Além disso, para encerrar os protestos, o governo ainda subsidiou o combustível por um semestre. Apenas em 2019, o diesel voltou a ser reajustado periodicamente, semanalmente. Nesta terça, sob ameaça de nova greve, a Petrobrás anunciou que vai manter os preços inalterados por, pelo menos, mais uma semana.

""Não sou economista, já falei. Eu estou preocupado com o transporte de carga, com os caminhoneiros. São pessoas que realmente movimenta as riquezas. Queremos um preço justo para o óleo diesel", disse Bolsonaro.

Pela manhã, o vice, Hamilton Mourão, afirmou, em entrevista à CBN, que a determinação de Bolsonaro para a Petrobrás recuar do reajuste no diesel foi um caso "isolado". Também disse crer em bom senso e que não se repetirá a política de preços adotada do governo Dilma Rousseff (PT), que segurou os preços dos combustíveis para manter a inflação dentro da meta.

Pressão dos caminhoneiros

O Gabinete de Segurança Institucional (GSI) da Presidência monitora atentamente as movimentações de caminhoneiros em direção a uma nova greve desde o mês passado. O governo quer evitar o início de uma greve com receio de que tome as mesmas proporções da que ocorreu no ano passado, quando a paralisação durou 11 dias. O estopim, na época, foi justamente as altas do preço do diesel.

A avaliação de um integrante do governo é de que os caminhoneiros "conheceram a sua força" na última greve e que agora possuem maior poder de negociação.

Na manhã desta sexta, um dos principais líderes dos caminhoneiros, Wallace Landim, o Chorão, creditou ao presidente Bolsonaro e a ministros palacianos o recuo da Petrobrás sobre o aumento do diesel, na noite desta quinta-feira. "Isso prova que mais uma vez o presidente está do nosso lado, ao lado da categoria. É um comprometimento que ele teve com a categoria e que a gente teve apoiando a sua candidatura."

Ele afirmou que os ministros da Casa Civil, Onyx Lorenzoni, e da Secretaria-Geral, Floriano Peixoto, foram os responsáveis por levar o "problema" do aumento de preços para Bolsonaro na quinta. "Eu preciso agradecer num primeiro momento o ministro Onyx (Lorenzoni, da Casa Civil) e o ministro Floriano Peixoto (da Secretaria-Geral), que levaram o problema (do aumento de preços) para o nosso presidente", contou ao Broadcast Político.

"A gente fica muito feliz, porque vê que ele (Bolsonaro) está olhando por nós.
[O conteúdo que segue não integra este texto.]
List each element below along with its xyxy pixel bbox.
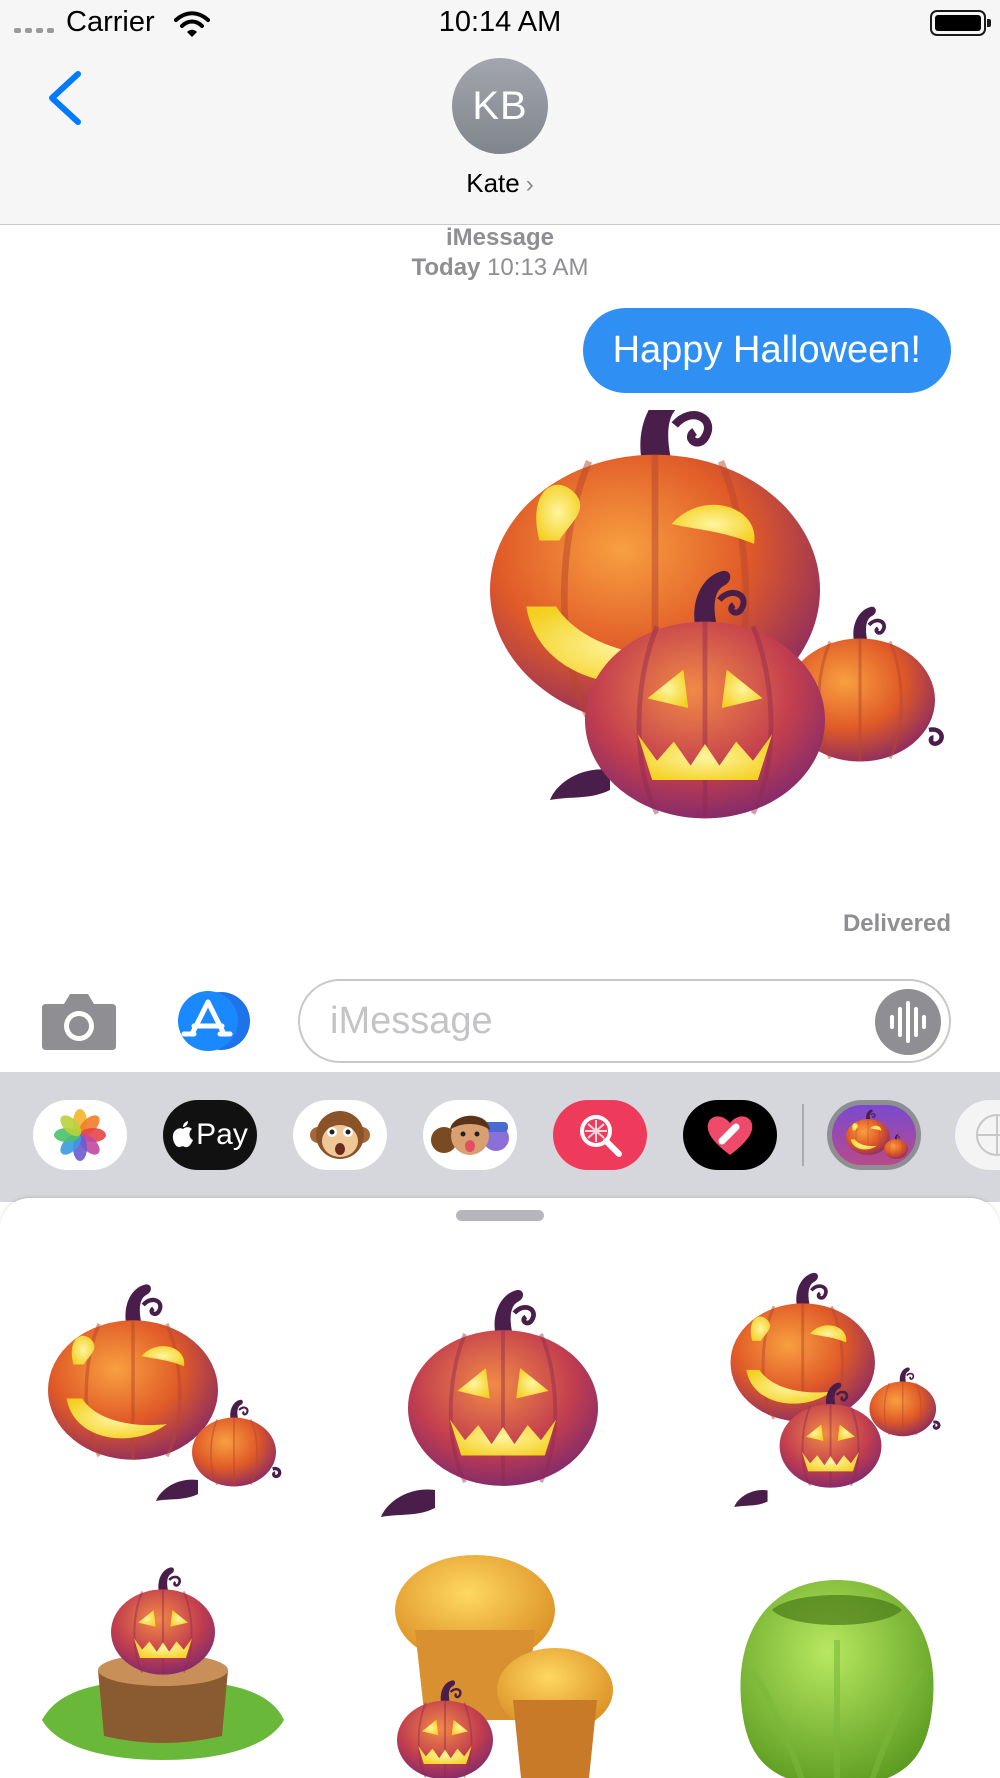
app-image-search[interactable]	[553, 1100, 647, 1170]
status-bar: Carrier 10:14 AM	[0, 0, 1000, 48]
message-input[interactable]	[330, 981, 870, 1061]
apple-logo-icon	[172, 1121, 194, 1148]
sent-pumpkin-sticker[interactable]	[480, 410, 960, 890]
app-digital-touch[interactable]	[683, 1100, 777, 1170]
sticker-panel	[0, 1198, 1000, 1778]
image-search-icon	[580, 1115, 622, 1157]
digital-touch-icon	[707, 1116, 753, 1155]
app-partial[interactable]	[955, 1100, 1000, 1170]
contact-avatar[interactable]: KB	[452, 58, 548, 154]
conversation-header: Carrier 10:14 AM KB Kate ›	[0, 0, 1000, 225]
photos-icon	[54, 1109, 106, 1161]
jack-o-lantern-sticker[interactable]	[375, 1280, 625, 1530]
pumpkin-sticker-icon	[845, 1109, 909, 1160]
status-time: 10:14 AM	[438, 6, 562, 38]
timestamp-time: 10:13 AM	[487, 254, 589, 281]
service-label: iMessage	[445, 224, 555, 251]
app-animoji[interactable]	[293, 1100, 387, 1170]
muffins-pumpkin-sticker[interactable]	[375, 1550, 625, 1778]
camera-icon[interactable]	[40, 990, 118, 1052]
panel-grabber[interactable]	[456, 1210, 544, 1221]
app-drawer-divider	[802, 1104, 804, 1166]
apple-pay-label: Pay	[196, 1118, 248, 1151]
battery-icon	[930, 10, 991, 36]
sent-message-bubble[interactable]: Happy Halloween!	[582, 308, 951, 393]
message-timestamp: Today 10:13 AM	[0, 254, 1000, 282]
app-apple-pay[interactable]: Pay	[163, 1100, 257, 1170]
pumpkin-group-sticker[interactable]	[712, 1270, 962, 1520]
contact-name-row[interactable]: Kate ›	[0, 168, 1000, 199]
pumpkin-pair-sticker[interactable]	[38, 1280, 288, 1530]
delivered-status: Delivered	[842, 910, 951, 937]
app-photos[interactable]	[33, 1100, 127, 1170]
pumpkin-on-stump-sticker[interactable]	[38, 1550, 288, 1778]
chevron-right-icon: ›	[525, 171, 534, 198]
partial-app-icon	[976, 1114, 1000, 1156]
memoji-icon	[431, 1115, 509, 1155]
app-halloween-stickers[interactable]	[827, 1100, 921, 1170]
monkey-animoji-icon	[310, 1111, 370, 1159]
contact-name: Kate	[466, 168, 520, 198]
timestamp-day: Today	[411, 254, 481, 281]
back-chevron-icon[interactable]	[44, 70, 84, 126]
app-store-icon[interactable]	[170, 990, 256, 1052]
waveform-icon	[890, 1001, 926, 1043]
message-input-field[interactable]	[298, 979, 951, 1063]
app-memoji[interactable]	[423, 1100, 517, 1170]
green-jelly-sticker[interactable]	[712, 1550, 962, 1778]
imessage-app-drawer: Pay	[0, 1072, 1000, 1202]
audio-message-button[interactable]	[875, 989, 941, 1055]
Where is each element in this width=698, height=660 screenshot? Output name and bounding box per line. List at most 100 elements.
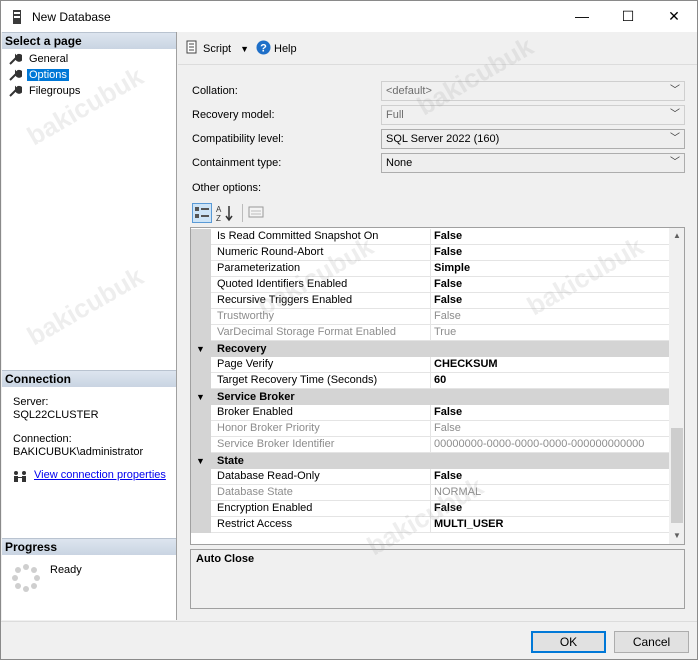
dialog-footer: OK Cancel [1, 621, 697, 659]
connection-label: Connection: [13, 433, 72, 445]
wrench-icon [8, 68, 23, 82]
category-recovery[interactable]: ▼ Recovery [191, 341, 669, 357]
grid-row[interactable]: Database Read-Only False [191, 469, 669, 485]
property-value: False [431, 309, 669, 325]
collapse-chevron-icon[interactable]: ▼ [196, 341, 208, 357]
property-value: False [431, 421, 669, 437]
help-button[interactable]: ? Help [256, 40, 297, 58]
script-label: Script [203, 42, 232, 55]
property-value[interactable]: CHECKSUM [431, 357, 669, 373]
grid-row[interactable]: Is Read Committed Snapshot On False [191, 229, 669, 245]
cancel-button[interactable]: Cancel [614, 631, 689, 653]
categorized-view-button[interactable] [192, 203, 212, 223]
scroll-up-icon[interactable]: ▲ [669, 228, 684, 244]
category-label: Recovery [217, 343, 267, 355]
property-value[interactable]: False [431, 293, 669, 309]
collation-value: <default> [386, 85, 432, 97]
page-item-label: Options [27, 69, 69, 81]
page-item-label: General [29, 53, 69, 65]
compatibility-level-value: SQL Server 2022 (160) [386, 133, 500, 145]
progress-spinner-icon [11, 563, 41, 596]
minimize-button[interactable]: — [559, 1, 605, 31]
grid-row[interactable]: Parameterization Simple [191, 261, 669, 277]
grid-vertical-scrollbar[interactable]: ▲ ▼ [669, 228, 684, 544]
grid-row[interactable]: Page Verify CHECKSUM [191, 357, 669, 373]
chevron-down-icon: ﹀ [670, 85, 680, 96]
collapse-chevron-icon[interactable]: ▼ [196, 389, 208, 405]
connection-value: BAKICUBUK\administrator [13, 446, 144, 458]
help-icon: ? [256, 40, 271, 58]
grid-row: Honor Broker Priority False [191, 421, 669, 437]
grid-row[interactable]: Numeric Round-Abort False [191, 245, 669, 261]
property-pages-icon [247, 206, 265, 224]
category-service-broker[interactable]: ▼ Service Broker [191, 389, 669, 405]
grid-row: VarDecimal Storage Format Enabled True [191, 325, 669, 341]
page-item-options[interactable]: Options [8, 67, 69, 83]
property-pages-button[interactable] [247, 203, 267, 223]
containment-type-select[interactable]: None ﹀ [381, 153, 685, 173]
toolbar: Script ▼ ? Help [178, 32, 697, 65]
view-connection-properties-link[interactable]: View connection properties [34, 469, 166, 481]
help-label: Help [274, 43, 297, 55]
grid-row[interactable]: Restrict Access MULTI_USER [191, 517, 669, 533]
description-title: Auto Close [196, 553, 255, 565]
svg-text:A: A [216, 205, 222, 214]
recovery-model-label: Recovery model: [192, 109, 275, 121]
property-value[interactable]: 60 [431, 373, 669, 389]
page-item-label: Filegroups [29, 85, 81, 97]
select-page-header: Select a page [2, 32, 176, 49]
page-item-filegroups[interactable]: Filegroups [8, 83, 82, 99]
property-value[interactable]: False [431, 405, 669, 421]
property-value[interactable]: False [431, 277, 669, 293]
ok-button[interactable]: OK [531, 631, 606, 653]
new-database-dialog: New Database — ☐ ✕ Select a page General… [0, 0, 698, 660]
close-button[interactable]: ✕ [651, 1, 697, 31]
property-name: Honor Broker Priority [211, 421, 431, 437]
scroll-thumb[interactable] [671, 428, 683, 523]
chevron-down-icon: ﹀ [670, 109, 680, 120]
other-options-label: Other options: [192, 182, 262, 194]
options-panel: Collation: <default> ﹀ Recovery model: F… [178, 66, 697, 620]
compatibility-level-select[interactable]: SQL Server 2022 (160) ﹀ [381, 129, 685, 149]
property-value: NORMAL [431, 485, 669, 501]
grid-row: Trustworthy False [191, 309, 669, 325]
collation-label: Collation: [192, 85, 238, 97]
scroll-down-icon[interactable]: ▼ [669, 528, 684, 544]
property-name: Broker Enabled [211, 405, 431, 421]
grid-row[interactable]: Broker Enabled False [191, 405, 669, 421]
collation-select[interactable]: <default> ﹀ [381, 81, 685, 101]
chevron-down-icon[interactable]: ▼ [240, 44, 249, 54]
property-value[interactable]: False [431, 229, 669, 245]
grid-row[interactable]: Target Recovery Time (Seconds) 60 [191, 373, 669, 389]
alphabetical-sort-button[interactable]: AZ [215, 203, 235, 223]
maximize-button[interactable]: ☐ [605, 1, 651, 31]
grid-row[interactable]: Encryption Enabled False [191, 501, 669, 517]
property-value: True [431, 325, 669, 341]
minimize-icon: — [575, 8, 589, 24]
connection-properties-icon [12, 469, 30, 486]
script-icon [185, 40, 199, 57]
property-value[interactable]: False [431, 501, 669, 517]
property-value[interactable]: MULTI_USER [431, 517, 669, 533]
property-name: Quoted Identifiers Enabled [211, 277, 431, 293]
close-icon: ✕ [668, 7, 680, 24]
property-name: Page Verify [211, 357, 431, 373]
category-state[interactable]: ▼ State [191, 453, 669, 469]
script-button[interactable]: Script ▼ [185, 40, 249, 57]
property-value[interactable]: False [431, 245, 669, 261]
grid-row[interactable]: Recursive Triggers Enabled False [191, 293, 669, 309]
property-name: Service Broker Identifier [211, 437, 431, 453]
toolbar-divider [242, 204, 243, 222]
recovery-model-value: Full [386, 109, 404, 121]
containment-type-value: None [386, 157, 413, 169]
collapse-chevron-icon[interactable]: ▼ [196, 453, 208, 469]
recovery-model-select[interactable]: Full ﹀ [381, 105, 685, 125]
property-name: Restrict Access [211, 517, 431, 533]
property-value[interactable]: Simple [431, 261, 669, 277]
property-value[interactable]: False [431, 469, 669, 485]
property-grid-toolbar: AZ [192, 202, 270, 224]
property-name: Encryption Enabled [211, 501, 431, 517]
grid-row[interactable]: Quoted Identifiers Enabled False [191, 277, 669, 293]
wrench-icon [8, 52, 23, 66]
page-item-general[interactable]: General [8, 51, 70, 67]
Só que a gente também sabe que não é uma situação muito fácil, vem chumbo grosso por aí, pode ter certeza, porque querendo ou não interfere na política de preços (da Petrobrás)", declarou.

Mal-estar

O conselho de administração da Petrobrás recebeu mal a notícia de que a empresa voltou atrás na decisão de reajustar o preço do diesel, segundo fonte.

Aos conselheiros, Castello Branco tentou passar mensagem de segurança, de que não está fugindo à linha de gestão que prometeu adotar - de independência e prioridade ao retorno dos investimentos.

Em resposta aos questionamentos de membros do colegiado, disse que se explicará pessoalmente na próxima reunião do conselho, marcada para o dia 24 deste mês.

Esta é a segunda vez em poucos dias que membros do colegiado demonstram insatisfação com decisões tomadas pela diretoria. A primeira foi com o tamanho do crédito acertado com a União pela cessão onerosa. O valor de cerca de US$ 9 bilhões foi considerado baixo por alguns deles.